Gasping in obvious shock, the lawyer raised his other hand to cuff Kiko away, but Dawn whipped off her glasses and sprang to her friend’s defense, bolting Crockett against the gate. Sucking in a breath—of pain, terror?—Kiko backed away, out of Dawn’s line of sight.
“Don’t you touch him!” she grated.
Crockett’s nostrils flared at her garlic scent, but he wasn’t repelled, and she could look into his eyes without consequence, proving he wasn’t a vamp. But, this close up, she could see some kind of recognition burst open in his pupils, expanding the darkness over the light brown of his irises.
He knows who I am, she thought.
Yet he covered that really well, his expression hardening into a mask of outraged cluelessness in the next instant.
“Who are you? I’ll have you arrested—”
“Let’s go!” Breisi yelled.
Taking stock of her position, Dawn noticed Kiko wasn’t around; he must’ve gone to Breisi already. So she pushed away.
Then, on second thought, she straightened Crockett’s fine collar, his tie, and looked into his eyes the entire time.
God help him if he was a part of the vamp nation, because if they had Frank…
“Sorry for the inconvenience,” she said.
Letting go of Crockett, she held up her hands in mocking defiance, then walked backward as the growl of the SUV hit the air. Behind the outraged lawyer, the condo door began to open, and Dawn took off toward the sound of the engine.

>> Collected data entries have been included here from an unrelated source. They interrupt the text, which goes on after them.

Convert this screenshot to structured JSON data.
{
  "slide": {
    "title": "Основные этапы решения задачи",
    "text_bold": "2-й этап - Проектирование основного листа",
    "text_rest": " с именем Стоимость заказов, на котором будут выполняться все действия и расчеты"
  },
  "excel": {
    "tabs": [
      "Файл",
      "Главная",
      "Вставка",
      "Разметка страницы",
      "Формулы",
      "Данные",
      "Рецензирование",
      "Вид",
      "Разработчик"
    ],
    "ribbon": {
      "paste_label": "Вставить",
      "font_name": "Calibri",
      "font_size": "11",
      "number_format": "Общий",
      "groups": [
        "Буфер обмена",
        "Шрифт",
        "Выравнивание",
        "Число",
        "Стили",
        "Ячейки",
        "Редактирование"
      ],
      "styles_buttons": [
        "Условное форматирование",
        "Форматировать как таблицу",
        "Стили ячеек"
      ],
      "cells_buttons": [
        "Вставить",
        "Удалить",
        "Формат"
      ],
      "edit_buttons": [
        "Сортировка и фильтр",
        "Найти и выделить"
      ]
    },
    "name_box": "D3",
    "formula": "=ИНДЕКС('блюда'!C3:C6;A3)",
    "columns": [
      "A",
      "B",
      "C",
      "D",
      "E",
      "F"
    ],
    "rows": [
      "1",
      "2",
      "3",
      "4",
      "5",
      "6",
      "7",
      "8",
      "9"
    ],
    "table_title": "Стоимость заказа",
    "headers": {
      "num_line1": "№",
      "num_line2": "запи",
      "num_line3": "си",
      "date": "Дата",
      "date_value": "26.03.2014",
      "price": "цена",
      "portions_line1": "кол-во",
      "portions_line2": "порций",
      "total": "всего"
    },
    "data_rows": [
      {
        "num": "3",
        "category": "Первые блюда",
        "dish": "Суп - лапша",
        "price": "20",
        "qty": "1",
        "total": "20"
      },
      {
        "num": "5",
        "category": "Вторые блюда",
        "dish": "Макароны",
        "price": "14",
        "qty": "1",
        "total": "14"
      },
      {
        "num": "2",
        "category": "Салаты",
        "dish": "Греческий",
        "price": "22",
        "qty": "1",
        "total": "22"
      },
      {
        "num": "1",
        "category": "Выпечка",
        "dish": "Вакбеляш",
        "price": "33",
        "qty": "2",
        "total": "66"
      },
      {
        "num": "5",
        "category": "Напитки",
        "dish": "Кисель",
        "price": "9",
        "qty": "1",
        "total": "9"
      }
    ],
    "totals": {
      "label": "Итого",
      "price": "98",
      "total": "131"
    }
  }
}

It was a bitch to run in heels, but she’d done it as part of one stunt gag before. As she got to the car, she saw that Breisi had already flipped the license plates to false numbers so they could avoid getting IDed. Once they were clear, the press of a button would change the plates back to normal.
The moment she hopped inside, Breisi charged off, and Dawn fought to close the door.
“He’s got to be one of them,” she said, turning toward the backseat so Kiko could hear her. “Right?”
Back stiff, the psychic seemed to draw into himself, looking more fearful than Dawn had ever seen him.
“I don’t know,” he said, voice shaking. “I didn’t get anything.” He closed his eyes. “Nothing at all.”
BELOW, ACT ONE
L ATER , just after the sun buried itself below the horizon, Milton Crockett bowed before a powerful Underground vampire in fearful respect and remorse.